Modest sFLC ratio elevations (but no monoclonal FLC) are not exclusive to patients with renal impairment but are also observed in patients with polyclonal inflammatory and autoimmune conditions (Section 6.2 and Chapter 35), suggesting a possible increased bias towards κ sFLC production in these instances [163][164][161] Indeed, application of the renal range has been found to improve specificity when screening general populations [129][164]. Whilst borderline sFLC results can be problematic, it should be remembered that urine electrophoresis can produce greater numbers of equivocal results [510]. Analysis of a screening population by McTaggart and colleagues [511] led them to conclude that addition of UPE into their screening panel decreased the specificity through the identification of more “false-positive” results.

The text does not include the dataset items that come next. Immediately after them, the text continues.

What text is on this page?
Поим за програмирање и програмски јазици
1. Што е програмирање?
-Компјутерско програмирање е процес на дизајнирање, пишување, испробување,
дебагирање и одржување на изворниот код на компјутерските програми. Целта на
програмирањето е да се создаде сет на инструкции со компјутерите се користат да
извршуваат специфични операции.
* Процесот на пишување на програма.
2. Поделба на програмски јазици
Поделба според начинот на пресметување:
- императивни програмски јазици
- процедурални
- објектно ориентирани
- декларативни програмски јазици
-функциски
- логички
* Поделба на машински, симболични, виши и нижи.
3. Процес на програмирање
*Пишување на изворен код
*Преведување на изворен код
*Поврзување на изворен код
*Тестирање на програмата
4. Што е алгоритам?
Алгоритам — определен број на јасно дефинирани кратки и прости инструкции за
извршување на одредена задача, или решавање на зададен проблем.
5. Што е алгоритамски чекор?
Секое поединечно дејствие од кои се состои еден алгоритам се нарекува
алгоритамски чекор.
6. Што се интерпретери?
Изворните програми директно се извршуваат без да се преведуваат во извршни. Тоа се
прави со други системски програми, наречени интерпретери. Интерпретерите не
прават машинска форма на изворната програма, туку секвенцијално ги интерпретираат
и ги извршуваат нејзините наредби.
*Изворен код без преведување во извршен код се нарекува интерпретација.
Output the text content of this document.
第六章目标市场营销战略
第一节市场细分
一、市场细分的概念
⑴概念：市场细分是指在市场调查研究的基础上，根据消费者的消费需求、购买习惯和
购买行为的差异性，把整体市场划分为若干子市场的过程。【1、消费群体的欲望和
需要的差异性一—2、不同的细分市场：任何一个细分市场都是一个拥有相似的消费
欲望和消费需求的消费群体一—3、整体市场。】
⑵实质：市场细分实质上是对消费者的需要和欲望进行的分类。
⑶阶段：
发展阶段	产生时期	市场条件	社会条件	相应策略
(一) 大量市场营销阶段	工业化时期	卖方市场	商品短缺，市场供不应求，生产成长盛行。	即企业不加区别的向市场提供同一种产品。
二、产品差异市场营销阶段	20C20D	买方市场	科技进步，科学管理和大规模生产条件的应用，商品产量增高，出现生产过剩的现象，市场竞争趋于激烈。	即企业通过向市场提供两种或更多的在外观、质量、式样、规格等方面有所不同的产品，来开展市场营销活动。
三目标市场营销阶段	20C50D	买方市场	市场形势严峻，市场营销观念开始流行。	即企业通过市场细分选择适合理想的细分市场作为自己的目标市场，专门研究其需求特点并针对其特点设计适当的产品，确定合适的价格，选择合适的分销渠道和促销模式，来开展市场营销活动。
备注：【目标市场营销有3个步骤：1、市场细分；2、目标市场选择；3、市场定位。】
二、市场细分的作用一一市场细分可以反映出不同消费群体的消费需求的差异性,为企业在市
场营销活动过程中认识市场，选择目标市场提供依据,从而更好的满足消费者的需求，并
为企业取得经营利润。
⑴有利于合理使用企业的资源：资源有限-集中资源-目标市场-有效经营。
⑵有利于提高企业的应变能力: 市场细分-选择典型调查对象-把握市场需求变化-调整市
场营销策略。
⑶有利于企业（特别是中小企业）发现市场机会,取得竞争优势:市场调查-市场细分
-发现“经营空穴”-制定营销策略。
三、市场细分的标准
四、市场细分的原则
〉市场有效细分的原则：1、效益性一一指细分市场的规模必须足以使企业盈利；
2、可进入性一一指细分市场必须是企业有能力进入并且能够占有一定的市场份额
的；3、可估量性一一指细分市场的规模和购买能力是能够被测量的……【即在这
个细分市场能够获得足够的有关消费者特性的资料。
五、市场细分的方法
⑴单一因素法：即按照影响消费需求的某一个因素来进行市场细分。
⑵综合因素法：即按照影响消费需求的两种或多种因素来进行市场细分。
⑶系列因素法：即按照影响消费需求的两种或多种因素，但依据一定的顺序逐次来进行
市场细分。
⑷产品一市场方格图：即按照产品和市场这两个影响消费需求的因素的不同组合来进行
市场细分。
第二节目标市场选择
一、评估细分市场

Apart from application of the renal reference range, other authors have similarly explored the influence on specificity/positive predictive value (PPV) of categorising patients into groups with different degrees of ratio abnormality. Hill et al. [163] found that κ/λ sFLC ratios of >3 or >5 were successively more predictive of finding a monoclonal gammopathy (by sIFE) or diagnosing a B-cell disorder. Vermeersch and colleagues [170] proposed the use of different sFLC ratio intervals to give likelihood ratios as an aid for interpreting screening results. In the screening population studied by Piehler et al. [323] sFLC ratios of <0.05 or >10 were found to be 100% specific for haematological disorders. However, as with any diagnostic test, sFLC results should always be interpreted in the context of the patient’s symptoms and other test results (Chapter 7).